Course credit exclusion: GL/SOCI 2525 300 (prior to Fall 2014)

This course is open to students in their first, second or third year of study

COURSE CATEGORY: Self, Society and Other

RELIGIOUS TRADITION(S) COVERED: Multiple

COURSE DIRECTORS: TBA

CLASS TIME: Friday 12:00–2:00 pm (plus tutorial)

HIST 2790 6.0 ISLAMIC CIVILIZATION (622–1400)

This course explores the development and nature of Islamic civilization from the seventh century to 1400 AD.

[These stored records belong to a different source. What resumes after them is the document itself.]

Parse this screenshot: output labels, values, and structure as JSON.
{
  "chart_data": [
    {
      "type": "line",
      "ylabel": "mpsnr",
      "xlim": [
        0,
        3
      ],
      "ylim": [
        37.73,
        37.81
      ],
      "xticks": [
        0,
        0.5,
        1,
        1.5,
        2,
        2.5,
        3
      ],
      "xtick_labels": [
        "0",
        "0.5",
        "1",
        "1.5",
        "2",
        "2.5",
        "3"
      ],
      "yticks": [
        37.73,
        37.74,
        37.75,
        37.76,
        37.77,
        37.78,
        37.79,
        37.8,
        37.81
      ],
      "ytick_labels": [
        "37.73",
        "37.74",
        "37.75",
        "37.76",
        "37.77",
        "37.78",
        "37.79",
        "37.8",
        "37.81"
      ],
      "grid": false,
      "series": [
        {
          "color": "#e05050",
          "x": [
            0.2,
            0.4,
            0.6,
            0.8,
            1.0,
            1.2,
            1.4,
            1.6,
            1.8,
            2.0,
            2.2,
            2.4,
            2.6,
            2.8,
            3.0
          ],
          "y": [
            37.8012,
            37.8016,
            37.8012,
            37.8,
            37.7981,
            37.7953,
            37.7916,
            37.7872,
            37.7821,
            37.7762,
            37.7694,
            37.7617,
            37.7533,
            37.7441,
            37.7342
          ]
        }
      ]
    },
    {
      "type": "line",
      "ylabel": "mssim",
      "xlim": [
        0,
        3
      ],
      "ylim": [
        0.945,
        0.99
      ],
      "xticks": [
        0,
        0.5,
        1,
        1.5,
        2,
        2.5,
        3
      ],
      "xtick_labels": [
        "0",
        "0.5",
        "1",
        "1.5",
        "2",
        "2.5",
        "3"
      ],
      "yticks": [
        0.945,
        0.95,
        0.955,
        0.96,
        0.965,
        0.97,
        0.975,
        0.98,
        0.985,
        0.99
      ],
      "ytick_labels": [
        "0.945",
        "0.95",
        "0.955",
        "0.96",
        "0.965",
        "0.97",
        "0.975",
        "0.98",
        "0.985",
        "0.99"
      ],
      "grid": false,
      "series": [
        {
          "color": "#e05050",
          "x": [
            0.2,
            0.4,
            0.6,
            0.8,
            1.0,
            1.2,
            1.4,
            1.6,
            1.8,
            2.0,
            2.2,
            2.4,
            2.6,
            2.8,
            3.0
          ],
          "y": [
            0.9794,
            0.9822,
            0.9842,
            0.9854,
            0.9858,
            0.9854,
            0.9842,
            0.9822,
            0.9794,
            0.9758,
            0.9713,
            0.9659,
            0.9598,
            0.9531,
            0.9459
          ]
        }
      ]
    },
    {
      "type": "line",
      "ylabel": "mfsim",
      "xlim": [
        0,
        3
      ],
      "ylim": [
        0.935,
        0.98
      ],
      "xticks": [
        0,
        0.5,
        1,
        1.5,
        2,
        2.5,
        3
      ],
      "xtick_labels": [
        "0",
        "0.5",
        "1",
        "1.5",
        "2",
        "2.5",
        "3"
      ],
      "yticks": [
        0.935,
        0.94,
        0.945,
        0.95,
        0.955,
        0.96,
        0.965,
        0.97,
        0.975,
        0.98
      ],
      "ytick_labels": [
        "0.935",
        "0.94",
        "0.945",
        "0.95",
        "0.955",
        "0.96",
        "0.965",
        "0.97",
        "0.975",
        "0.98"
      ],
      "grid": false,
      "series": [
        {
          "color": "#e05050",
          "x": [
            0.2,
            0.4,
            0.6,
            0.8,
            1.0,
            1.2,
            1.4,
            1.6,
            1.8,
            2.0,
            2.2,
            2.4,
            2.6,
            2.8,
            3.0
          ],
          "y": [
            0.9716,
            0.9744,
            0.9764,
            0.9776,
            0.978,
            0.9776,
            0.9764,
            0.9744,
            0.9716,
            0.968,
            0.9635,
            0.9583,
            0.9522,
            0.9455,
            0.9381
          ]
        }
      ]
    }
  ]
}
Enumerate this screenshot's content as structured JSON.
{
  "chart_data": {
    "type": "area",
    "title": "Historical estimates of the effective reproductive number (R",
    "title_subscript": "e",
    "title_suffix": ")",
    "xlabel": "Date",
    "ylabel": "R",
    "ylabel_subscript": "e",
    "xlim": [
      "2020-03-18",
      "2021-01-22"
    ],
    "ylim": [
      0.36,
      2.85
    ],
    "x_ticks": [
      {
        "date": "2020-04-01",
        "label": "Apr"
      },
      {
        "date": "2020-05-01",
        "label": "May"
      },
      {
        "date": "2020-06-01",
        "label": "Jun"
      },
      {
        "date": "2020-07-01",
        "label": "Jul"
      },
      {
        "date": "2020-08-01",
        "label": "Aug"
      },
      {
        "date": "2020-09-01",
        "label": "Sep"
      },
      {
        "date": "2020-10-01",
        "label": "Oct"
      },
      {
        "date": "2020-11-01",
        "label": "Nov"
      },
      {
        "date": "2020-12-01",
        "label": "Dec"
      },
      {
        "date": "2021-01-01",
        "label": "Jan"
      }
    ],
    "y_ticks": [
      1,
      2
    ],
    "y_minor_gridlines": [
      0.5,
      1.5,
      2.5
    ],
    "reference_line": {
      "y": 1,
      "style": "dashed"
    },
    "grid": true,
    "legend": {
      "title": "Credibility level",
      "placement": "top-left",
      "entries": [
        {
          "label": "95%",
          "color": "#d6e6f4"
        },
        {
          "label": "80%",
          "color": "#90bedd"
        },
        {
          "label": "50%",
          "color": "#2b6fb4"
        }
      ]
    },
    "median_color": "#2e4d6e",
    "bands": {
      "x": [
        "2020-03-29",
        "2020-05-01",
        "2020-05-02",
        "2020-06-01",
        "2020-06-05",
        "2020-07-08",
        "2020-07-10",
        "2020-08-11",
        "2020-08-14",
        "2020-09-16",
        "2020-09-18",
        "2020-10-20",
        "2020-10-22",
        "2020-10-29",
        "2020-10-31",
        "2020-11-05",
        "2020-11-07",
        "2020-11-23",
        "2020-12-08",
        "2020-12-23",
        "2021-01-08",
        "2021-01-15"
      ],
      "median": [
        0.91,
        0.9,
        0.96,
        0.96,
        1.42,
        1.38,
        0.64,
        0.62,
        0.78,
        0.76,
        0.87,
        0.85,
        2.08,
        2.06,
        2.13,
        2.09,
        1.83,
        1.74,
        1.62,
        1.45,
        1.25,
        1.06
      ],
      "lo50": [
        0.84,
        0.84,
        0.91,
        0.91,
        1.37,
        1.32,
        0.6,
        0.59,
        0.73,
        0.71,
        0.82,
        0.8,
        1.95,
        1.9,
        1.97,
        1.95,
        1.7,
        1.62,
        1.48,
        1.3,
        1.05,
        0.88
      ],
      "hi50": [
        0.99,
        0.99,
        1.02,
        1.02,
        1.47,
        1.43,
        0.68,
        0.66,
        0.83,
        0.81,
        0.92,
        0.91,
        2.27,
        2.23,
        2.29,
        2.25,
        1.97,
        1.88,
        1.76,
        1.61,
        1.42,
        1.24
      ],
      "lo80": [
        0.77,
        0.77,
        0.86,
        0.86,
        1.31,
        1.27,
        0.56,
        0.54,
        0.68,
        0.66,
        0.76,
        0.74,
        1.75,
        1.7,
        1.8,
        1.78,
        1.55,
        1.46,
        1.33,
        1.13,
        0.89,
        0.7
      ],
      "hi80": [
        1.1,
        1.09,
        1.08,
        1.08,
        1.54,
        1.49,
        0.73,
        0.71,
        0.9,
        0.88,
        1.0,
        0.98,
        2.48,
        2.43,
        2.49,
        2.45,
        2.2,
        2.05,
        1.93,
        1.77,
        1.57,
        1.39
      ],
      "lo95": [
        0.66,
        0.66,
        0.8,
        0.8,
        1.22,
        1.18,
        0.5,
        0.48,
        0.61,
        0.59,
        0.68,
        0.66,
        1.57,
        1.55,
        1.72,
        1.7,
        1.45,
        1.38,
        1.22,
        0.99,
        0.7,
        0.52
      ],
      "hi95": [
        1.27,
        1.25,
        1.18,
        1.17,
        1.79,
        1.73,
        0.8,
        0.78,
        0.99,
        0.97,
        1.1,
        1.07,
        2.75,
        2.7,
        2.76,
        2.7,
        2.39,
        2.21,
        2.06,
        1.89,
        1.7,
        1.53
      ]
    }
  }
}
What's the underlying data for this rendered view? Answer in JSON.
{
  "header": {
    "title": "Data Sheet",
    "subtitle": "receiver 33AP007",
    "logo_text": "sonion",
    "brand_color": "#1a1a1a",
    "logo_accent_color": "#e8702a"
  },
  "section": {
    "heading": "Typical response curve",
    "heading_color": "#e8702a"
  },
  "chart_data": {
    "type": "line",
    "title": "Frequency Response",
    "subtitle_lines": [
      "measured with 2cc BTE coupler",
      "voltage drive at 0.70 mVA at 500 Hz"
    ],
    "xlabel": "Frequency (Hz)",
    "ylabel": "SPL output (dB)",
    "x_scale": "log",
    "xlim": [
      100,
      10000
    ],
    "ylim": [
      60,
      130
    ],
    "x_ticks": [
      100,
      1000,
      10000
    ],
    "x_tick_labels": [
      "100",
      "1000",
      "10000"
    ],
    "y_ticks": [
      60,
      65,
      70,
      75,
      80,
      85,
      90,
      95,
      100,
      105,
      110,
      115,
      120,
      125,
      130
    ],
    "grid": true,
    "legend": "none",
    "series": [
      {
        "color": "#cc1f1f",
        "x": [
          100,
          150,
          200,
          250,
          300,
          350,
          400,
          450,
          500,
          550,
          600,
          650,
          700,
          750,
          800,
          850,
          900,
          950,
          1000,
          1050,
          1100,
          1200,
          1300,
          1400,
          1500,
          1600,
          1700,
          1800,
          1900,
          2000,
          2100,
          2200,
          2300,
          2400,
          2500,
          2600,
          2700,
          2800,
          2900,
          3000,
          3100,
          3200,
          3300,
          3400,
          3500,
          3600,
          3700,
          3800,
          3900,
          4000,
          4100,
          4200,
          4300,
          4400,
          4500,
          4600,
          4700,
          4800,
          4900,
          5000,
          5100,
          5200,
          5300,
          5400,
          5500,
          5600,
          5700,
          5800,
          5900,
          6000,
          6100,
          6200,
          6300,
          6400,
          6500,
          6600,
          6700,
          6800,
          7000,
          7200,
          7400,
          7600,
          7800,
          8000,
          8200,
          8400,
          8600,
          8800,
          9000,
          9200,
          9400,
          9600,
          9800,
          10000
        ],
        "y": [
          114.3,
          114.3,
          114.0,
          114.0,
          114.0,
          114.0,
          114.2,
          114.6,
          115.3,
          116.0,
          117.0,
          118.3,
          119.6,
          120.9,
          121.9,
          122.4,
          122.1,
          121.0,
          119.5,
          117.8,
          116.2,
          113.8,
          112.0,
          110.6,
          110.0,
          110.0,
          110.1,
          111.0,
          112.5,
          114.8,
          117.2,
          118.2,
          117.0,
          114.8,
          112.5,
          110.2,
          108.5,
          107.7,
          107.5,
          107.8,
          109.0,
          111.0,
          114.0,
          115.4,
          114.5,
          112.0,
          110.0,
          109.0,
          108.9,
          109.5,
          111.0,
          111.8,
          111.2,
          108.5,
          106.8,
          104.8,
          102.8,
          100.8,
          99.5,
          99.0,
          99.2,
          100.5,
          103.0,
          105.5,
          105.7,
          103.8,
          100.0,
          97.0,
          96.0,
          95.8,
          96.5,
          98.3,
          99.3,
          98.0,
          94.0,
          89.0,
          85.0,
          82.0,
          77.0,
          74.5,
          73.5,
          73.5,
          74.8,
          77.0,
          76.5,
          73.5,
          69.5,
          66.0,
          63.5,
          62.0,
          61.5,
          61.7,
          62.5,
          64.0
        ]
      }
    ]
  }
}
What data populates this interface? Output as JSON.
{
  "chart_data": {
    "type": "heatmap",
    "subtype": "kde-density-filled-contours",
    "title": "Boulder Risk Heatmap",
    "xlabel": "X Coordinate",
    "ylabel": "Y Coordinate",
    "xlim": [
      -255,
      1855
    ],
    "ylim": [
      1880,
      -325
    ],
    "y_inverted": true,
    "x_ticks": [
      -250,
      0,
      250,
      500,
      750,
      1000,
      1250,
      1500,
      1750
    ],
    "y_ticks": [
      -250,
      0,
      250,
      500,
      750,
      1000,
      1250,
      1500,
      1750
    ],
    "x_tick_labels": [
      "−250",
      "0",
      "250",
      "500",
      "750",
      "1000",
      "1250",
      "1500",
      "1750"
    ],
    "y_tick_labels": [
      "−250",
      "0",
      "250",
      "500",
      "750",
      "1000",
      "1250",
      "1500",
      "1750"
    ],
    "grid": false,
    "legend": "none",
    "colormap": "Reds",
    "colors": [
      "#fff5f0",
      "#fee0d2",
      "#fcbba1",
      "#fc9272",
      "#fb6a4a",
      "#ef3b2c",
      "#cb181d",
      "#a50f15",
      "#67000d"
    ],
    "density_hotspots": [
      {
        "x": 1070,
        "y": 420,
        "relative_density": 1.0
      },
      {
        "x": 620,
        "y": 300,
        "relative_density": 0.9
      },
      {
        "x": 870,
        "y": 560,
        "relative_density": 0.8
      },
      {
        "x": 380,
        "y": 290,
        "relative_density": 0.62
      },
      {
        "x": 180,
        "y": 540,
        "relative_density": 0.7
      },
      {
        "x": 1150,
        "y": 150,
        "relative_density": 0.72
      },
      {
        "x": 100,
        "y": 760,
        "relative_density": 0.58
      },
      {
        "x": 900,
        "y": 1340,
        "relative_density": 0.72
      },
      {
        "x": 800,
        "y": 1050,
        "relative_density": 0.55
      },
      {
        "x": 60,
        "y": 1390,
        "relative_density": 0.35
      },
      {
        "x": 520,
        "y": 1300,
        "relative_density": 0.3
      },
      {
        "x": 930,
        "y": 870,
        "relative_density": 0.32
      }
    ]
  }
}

COURSE CATEGORY: Religious Thoughts and Practices

RELIGIOUS TRADITION(S) COVERED: Islam

COURSE DIRECTORS: TBA

CLASS TIME: Tuesday 2:30–5:50 pm

HUMA 2805 6.0 WORLD RELIGIONS IN CANADA

Tracing the origins and development of different religious communities, this course identifies and analyzes ways in which the religious reflects, shapes and embodies the social and cultural diversity and plurality of everyday life in Canada. It invites students to explore a variety of religious experiences and traditions, as they are domesticated in local and familiar contexts upon Canada's social and cultural landscape. The course examines the sacred texts, myths, doctrines, ethics, rituals, institutions and attitudes to contemporary issues of First Nations peoples, Jews, Christians, Muslims, Ba’hais, Hindus, Buddhists, Sikhs and East Asians in their personal spiritual and communal religious lives. The course compares and contrasts classical and Canadian forms of the religious traditions studied, both in terms of their historical dispersion and in terms of their dealings one with another in today's Canada in both urban and rural environments. New Religious Movements and less well-known expressions of the spiritual and the religious also receive attention. Students are encouraged to investigate the contemporary status and future development of the spiritual and the religious in Canada, especially instances of their individual and institutional manifestation in material culture and the popular media.

COURSE CATEGORY: Self, Society, and the Other

RELIGIOUS TRADITION(S) COVERED:  Buddhism, East Asian Religions, Hinduism, Islam, Judaism, Sikhism

THIS COURSE IS NOT OFFERED IN 2020/2021

RESERVED SPACES: Some spaces reserved for Humanities and Religious Studies Majors and Minors.